Borçlar Kanunu’nun 47. maddesi hükmüne göre (6098 sayılı TBK. md. 56), hakimin özel halleri göz önünde tutarak manevi zarar adı ile hak sahibine verilmesine karar vereceği bir para tutarı adalete uygun olmalıdır. Manevi tazminat, zarara uğrayanda, manevi huzuru gerçekleştirecek ve tazminata benzer bir fonksiyonu da olan özgün bir nitelik taşır. Manevi tazminat bir ceza olmadığı gibi, mamelek hukukuna ilişkin zararın karşılanmasını da amaç edinmemiştir. Zarar görenin zenginleşmemesi, zarar sorumlusunun da fakirleşmemesi gerekmektedir. Takdir edilecek miktarın, mevcut halde elde edilmek istenen tatmin duygusunun etkisine ulaşmak için gerekli olan kadar olmalıdır. 22.6.1976 günlü ve 7/7 sayılı İçtihadı Birleştirme Kararı’nın gerekçesinde de takdir edilecek manevi tazminatın tutarını etkileyecek özel hal ve şartlar da açıkça gösterilmiştir. Bunlar her olaya göre değişebileceğinden, hakim bu konuda takdir hakkını kullanır iken ona etkili olan nedenleri de karar yerinde objektif ölçülere göre isabetli bir biçimde göstermelidir.

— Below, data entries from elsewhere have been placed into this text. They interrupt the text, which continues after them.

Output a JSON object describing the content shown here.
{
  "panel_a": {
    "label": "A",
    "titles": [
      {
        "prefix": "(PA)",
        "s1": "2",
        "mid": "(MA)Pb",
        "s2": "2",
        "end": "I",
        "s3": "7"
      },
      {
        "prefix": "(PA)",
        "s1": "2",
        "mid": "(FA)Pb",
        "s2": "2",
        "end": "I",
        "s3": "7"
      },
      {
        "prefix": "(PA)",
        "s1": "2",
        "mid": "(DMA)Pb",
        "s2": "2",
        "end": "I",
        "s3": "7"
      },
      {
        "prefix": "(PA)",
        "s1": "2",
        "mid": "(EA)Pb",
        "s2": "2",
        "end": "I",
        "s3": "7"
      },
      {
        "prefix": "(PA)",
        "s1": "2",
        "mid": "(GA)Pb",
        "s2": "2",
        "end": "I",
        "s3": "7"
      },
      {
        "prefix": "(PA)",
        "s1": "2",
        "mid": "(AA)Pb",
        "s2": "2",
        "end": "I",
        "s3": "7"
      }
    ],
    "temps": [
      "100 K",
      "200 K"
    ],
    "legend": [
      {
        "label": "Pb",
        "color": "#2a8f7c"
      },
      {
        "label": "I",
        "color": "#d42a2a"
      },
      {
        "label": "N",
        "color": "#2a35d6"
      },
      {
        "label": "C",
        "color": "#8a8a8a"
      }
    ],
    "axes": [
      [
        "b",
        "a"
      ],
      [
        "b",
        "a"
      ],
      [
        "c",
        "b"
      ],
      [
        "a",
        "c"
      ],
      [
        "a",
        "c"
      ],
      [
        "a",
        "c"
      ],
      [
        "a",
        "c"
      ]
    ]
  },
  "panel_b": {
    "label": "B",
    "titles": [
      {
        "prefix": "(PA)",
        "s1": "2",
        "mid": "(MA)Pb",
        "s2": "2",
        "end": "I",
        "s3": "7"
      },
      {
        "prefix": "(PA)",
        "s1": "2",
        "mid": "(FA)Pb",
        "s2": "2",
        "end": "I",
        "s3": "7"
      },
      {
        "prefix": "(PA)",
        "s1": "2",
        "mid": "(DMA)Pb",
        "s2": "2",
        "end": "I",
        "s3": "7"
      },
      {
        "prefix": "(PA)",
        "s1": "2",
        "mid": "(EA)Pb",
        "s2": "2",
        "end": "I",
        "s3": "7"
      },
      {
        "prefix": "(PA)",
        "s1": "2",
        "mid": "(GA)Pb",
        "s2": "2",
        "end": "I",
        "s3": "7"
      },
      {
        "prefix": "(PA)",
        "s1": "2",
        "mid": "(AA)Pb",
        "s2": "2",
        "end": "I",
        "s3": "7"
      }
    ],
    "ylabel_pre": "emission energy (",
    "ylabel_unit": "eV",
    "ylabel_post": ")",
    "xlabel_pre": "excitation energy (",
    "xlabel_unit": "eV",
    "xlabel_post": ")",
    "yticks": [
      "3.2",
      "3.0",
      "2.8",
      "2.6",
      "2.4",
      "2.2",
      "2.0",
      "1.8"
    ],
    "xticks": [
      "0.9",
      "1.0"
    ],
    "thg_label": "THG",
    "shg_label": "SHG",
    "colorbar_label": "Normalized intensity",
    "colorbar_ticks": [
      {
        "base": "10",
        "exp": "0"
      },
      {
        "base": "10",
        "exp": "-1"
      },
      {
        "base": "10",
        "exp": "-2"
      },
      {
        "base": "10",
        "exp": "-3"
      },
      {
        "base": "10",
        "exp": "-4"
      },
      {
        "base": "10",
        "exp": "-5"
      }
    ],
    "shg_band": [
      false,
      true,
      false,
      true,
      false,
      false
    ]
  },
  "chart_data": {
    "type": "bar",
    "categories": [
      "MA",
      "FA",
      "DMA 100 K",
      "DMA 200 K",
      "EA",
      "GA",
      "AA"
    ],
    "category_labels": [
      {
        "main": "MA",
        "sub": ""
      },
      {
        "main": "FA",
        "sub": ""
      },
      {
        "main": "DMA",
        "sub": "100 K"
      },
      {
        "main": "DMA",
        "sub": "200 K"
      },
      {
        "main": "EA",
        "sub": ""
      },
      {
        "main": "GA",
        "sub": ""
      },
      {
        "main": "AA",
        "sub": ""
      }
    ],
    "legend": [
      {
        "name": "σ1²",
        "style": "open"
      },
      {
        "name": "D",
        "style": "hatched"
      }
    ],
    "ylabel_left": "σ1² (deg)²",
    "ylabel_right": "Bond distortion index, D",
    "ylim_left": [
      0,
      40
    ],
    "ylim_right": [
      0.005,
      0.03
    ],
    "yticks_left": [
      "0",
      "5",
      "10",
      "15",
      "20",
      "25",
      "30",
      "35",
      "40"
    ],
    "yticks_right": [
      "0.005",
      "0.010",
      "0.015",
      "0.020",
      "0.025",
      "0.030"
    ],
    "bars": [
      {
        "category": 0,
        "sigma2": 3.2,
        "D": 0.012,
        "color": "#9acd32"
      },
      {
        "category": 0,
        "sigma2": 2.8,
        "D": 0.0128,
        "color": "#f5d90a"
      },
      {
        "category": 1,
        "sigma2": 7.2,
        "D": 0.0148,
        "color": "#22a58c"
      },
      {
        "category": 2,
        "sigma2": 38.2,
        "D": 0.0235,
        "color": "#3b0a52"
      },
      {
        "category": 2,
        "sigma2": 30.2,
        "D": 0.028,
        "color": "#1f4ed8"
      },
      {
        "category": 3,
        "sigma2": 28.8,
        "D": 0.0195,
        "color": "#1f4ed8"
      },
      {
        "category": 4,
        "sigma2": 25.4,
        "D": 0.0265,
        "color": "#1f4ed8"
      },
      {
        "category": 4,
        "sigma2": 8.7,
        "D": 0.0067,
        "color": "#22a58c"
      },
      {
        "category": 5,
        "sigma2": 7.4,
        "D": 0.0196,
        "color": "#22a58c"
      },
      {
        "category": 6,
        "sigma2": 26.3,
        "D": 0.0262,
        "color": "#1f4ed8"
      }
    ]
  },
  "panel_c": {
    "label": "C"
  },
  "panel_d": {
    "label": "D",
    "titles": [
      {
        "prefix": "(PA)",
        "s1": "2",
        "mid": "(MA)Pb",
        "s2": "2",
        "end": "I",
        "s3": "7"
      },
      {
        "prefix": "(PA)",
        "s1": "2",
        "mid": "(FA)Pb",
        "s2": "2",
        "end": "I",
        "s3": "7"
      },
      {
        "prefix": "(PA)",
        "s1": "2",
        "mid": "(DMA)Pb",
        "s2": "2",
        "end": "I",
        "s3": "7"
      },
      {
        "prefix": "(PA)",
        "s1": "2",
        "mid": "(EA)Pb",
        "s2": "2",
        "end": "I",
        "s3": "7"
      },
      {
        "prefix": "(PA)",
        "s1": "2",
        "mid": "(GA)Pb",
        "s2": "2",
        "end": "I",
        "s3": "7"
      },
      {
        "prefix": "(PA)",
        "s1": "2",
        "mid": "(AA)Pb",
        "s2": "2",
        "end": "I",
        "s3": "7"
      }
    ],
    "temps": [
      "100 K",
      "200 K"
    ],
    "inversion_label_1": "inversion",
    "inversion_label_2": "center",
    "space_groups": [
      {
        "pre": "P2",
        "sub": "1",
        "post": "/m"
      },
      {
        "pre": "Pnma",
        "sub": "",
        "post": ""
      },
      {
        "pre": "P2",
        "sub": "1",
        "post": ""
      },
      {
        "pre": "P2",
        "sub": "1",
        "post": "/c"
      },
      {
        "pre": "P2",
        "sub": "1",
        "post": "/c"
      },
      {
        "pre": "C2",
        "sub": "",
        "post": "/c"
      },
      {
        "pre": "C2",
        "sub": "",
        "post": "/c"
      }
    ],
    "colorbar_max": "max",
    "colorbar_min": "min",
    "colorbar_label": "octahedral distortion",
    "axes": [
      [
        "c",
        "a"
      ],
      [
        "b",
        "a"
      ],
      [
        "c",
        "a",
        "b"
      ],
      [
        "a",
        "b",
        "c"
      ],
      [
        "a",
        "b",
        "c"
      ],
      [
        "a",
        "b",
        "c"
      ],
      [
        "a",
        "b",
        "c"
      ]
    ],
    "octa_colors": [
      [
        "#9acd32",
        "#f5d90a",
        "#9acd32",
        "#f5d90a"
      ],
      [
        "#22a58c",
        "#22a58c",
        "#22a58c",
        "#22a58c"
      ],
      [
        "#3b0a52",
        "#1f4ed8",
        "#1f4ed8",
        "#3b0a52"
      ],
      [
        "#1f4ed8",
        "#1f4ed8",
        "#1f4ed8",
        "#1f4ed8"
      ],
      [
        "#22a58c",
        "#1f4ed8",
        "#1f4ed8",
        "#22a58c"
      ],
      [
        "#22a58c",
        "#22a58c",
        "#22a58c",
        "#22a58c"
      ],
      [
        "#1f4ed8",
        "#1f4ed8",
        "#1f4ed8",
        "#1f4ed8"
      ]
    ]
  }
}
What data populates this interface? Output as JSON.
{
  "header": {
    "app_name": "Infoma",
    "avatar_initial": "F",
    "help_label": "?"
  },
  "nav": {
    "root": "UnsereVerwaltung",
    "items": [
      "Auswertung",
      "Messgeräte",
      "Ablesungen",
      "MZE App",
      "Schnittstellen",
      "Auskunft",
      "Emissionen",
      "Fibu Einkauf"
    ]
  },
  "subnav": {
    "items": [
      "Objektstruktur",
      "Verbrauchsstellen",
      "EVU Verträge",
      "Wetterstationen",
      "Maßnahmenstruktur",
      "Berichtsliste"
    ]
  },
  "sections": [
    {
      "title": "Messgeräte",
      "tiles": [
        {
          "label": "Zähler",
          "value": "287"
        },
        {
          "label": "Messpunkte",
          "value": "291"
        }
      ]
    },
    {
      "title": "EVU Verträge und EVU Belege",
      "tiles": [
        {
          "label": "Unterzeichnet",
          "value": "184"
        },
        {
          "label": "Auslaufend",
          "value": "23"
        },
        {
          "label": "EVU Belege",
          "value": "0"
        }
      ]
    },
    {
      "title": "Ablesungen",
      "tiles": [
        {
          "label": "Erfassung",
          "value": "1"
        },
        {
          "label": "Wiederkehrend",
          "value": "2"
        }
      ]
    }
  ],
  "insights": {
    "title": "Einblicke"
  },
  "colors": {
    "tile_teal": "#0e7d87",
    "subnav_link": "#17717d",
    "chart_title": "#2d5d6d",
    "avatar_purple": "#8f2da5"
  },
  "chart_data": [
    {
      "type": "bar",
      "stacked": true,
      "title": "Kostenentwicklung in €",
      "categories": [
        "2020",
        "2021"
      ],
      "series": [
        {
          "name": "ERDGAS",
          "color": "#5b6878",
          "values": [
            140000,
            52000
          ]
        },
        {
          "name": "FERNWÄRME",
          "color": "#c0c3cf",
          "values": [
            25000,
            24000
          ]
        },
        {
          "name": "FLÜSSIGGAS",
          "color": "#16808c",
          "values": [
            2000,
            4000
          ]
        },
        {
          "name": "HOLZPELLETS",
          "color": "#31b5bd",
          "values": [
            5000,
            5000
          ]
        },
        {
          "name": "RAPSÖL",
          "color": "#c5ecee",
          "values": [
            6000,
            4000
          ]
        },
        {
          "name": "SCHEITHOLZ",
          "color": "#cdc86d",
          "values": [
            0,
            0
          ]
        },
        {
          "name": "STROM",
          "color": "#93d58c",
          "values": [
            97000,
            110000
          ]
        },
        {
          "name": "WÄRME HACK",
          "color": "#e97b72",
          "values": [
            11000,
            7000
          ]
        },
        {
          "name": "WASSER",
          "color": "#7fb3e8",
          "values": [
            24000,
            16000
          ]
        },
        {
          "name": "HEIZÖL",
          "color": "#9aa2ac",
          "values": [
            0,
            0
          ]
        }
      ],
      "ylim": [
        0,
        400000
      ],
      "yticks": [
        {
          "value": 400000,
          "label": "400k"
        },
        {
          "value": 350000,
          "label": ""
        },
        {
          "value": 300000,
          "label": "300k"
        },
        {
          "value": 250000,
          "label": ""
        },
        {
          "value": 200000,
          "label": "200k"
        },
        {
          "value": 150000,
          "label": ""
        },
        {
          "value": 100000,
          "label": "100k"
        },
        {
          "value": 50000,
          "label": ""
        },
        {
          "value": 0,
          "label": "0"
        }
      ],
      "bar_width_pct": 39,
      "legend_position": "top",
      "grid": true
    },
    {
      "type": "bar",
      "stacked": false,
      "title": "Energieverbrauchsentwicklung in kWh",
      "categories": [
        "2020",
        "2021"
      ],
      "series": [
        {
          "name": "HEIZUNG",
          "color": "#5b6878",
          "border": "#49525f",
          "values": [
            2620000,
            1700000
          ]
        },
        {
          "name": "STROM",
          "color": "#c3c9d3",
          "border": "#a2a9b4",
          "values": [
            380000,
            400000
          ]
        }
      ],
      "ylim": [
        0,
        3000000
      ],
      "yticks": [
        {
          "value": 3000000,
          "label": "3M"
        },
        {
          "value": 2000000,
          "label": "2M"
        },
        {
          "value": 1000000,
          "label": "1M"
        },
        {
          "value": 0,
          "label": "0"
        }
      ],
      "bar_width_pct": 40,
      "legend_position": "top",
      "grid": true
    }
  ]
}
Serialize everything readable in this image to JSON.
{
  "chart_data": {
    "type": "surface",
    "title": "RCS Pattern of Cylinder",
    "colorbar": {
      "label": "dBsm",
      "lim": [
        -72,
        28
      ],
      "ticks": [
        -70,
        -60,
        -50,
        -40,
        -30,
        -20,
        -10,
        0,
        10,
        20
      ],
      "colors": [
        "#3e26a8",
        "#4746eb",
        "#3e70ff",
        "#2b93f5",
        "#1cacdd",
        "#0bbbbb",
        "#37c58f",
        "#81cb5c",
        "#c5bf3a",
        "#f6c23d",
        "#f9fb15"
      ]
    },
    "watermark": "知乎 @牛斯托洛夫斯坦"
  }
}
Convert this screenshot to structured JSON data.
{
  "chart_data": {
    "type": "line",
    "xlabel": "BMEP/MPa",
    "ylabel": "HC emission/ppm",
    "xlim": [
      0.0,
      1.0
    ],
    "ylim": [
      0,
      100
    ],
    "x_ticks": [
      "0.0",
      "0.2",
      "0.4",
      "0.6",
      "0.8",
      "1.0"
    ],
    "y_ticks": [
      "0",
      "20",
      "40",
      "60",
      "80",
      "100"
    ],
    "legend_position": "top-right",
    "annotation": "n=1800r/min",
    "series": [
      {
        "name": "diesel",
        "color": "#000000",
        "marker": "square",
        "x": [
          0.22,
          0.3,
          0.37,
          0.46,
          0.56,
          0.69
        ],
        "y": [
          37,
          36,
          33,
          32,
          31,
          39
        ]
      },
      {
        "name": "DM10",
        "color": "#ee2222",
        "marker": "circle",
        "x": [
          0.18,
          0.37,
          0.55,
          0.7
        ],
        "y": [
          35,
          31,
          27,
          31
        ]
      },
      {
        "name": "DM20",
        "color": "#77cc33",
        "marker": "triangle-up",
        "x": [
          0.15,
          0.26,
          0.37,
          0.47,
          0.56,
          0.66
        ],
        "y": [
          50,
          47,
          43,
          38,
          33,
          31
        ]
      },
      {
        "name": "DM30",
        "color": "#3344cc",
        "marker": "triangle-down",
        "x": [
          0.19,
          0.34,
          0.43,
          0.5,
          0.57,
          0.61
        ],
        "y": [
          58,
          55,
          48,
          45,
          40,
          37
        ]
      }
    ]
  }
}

Manevi tazminat zenginleşme aracı olmamakla beraber, bu yöndeki talep hakkındaki hüküm kurulurken olay sebebiyle duyulan acı ve elemin kısmen de olsa giderilmesi amaçlanmalı ve bu sebeple tarafların sosyal ve ekonomik durumları ile birlikte olayın meydana geliş şekli de gözönünde tutularak, hak ve nasafet kuralları çerçevesinde bir sonuca varılmalıdır. Zira, Türk Medeni Kanununun 4. maddesinde, kanunun takdir hakkı verdiği hallerde hakimin hukuka ve hakkaniyete göre hükmedeceği öngörülmüştür.
Yukarıda belirtilen hususlar dikkate alındığında, davacı ... dışındaki diğer davacılar ..., ..., ..., ..., ..., ..., ... lehine takdir olunan manevi tazminatın az olduğu görülmüş ve hakkaniyete uygun bir manevi tazminata hükmedilmek üzere kararın bozulması gerekmiştir.
SONUÇ: Yukarıda (1) numaralı bentte açıklanan nedenlerle davalılar vekilinin davacı ... ve ... lehine hükmedilen manevi tazminata ilişkin temyiz dilekçesinin (isteminin) REDDİNE,(2) numaralı bentte açıklanan nedenlerle davalılar vekilinin tüm, davacılar vekilinin sair temyiz itirazlarının REDDİNE, (3) numaralı bentte açıklanan nedenlerle davacılar vekilinin temyiz itirazlarının kabulü ile hükmün BOZULMASINA, aşağıda dökümü yazılı 2.484,78 TL kalan onama harcının temyiz eden davalılardan alınmasına, peşin alınan harcın istek halinde temyiz eden davacılara geri verilmesine 21/11/2018 gününde oybirliğiyle karar verildi.